Clemens Fuest Bild: dpa

Luxemburg und andere Länder bieten multinationalen Konzernen Sonderregeln zur Steuervermeidung. Dem deutschen Fiskus entgehen bis zu 15 Milliarden Euro, sagt der Steuerfachmann Clemens Fuest im Interview mit der F.A.Z.

          1 Min.

          In der Debatte über aggressive Steuergestaltung in Steueroasen wie Luxemburg hat der Ökonom Clemens Fuest angeprangert, dass multinationale Großkonzernen gegenüber Mittelständlern große Vorteile haben. „Die Steuerlast der Multis liegt im Durchschnitt um 20 bis 30 Prozent niedriger“, sagte Fuest, der Präsident des Zentrums für Europäische Wirtschaftsforschung (ZEW) ist, der Frankfurter Allgemeinen Zeitung.

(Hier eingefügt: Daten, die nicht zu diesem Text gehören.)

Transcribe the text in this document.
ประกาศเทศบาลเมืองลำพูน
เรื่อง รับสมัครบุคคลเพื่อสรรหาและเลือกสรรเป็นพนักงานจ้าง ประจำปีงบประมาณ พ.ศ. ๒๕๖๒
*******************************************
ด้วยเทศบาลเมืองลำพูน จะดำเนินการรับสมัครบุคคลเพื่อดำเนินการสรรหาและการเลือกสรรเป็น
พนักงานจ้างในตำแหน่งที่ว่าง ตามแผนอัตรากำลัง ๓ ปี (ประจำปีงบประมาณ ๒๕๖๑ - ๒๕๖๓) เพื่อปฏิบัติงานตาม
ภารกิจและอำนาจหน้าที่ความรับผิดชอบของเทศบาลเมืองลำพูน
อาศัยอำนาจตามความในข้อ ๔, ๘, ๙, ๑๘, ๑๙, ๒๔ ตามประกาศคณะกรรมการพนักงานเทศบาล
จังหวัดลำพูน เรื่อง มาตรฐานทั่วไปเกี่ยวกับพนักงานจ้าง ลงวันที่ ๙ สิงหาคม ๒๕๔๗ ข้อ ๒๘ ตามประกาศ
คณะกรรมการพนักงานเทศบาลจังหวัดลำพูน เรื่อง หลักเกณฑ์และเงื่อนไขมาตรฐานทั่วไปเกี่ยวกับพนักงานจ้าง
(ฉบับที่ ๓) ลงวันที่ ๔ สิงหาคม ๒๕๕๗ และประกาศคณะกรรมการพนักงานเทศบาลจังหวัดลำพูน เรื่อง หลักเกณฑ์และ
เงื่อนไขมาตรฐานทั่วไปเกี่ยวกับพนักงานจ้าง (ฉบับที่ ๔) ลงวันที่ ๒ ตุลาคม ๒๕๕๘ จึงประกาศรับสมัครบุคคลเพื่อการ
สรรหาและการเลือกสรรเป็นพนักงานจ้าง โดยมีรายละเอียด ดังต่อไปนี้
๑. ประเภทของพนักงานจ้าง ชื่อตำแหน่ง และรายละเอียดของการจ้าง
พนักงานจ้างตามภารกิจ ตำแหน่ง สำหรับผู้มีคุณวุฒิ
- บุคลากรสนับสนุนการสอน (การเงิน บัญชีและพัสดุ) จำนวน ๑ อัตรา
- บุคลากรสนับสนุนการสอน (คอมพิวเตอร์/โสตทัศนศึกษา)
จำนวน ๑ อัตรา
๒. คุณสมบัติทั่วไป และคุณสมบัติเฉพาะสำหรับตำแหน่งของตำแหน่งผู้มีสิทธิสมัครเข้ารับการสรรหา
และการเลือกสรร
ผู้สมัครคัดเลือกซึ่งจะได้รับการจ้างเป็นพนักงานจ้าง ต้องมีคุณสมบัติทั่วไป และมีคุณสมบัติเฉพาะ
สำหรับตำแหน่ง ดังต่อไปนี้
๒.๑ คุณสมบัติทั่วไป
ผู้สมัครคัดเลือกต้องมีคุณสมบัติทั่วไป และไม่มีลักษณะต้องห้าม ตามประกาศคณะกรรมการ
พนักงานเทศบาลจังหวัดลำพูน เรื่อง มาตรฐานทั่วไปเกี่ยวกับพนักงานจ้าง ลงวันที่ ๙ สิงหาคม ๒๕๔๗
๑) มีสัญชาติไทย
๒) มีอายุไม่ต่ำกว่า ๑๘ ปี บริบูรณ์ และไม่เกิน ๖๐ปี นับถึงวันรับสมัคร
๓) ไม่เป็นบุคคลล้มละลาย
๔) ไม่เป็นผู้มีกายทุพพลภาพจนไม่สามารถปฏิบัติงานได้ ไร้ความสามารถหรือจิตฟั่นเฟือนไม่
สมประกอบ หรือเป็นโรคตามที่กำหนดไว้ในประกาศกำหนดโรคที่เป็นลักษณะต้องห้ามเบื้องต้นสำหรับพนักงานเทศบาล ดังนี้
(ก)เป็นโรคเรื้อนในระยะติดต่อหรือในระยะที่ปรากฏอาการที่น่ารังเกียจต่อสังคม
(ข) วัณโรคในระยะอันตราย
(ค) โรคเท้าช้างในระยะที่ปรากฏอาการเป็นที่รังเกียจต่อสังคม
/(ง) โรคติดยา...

          Mittelständische Unternehmen hätten weniger Gestaltungsspielräume als multinationale Unternehmen. „Diese können Steuerschlupflöcher sehr viel stärker nutzen, einige Konzerne drücken ihre Steuerzahlungen auf nahe null. Das verzerrt den Wettbewerb“, kritisierte der renommierte Steuerwissenschaftler, der Mitglied im Wissenschaftlichen Beirat von Finanzminister Wolfgang Schäuble ist.

          Laut einer noch unveröffentlichten ZEW-Studie entgingen dem deutschen Finanzamt durch die umstrittenen Steuerpraktiven der multinationalen Konzerne jährlich 10 bis 15 Milliarden Euro, sagte Fuest der Zeitung.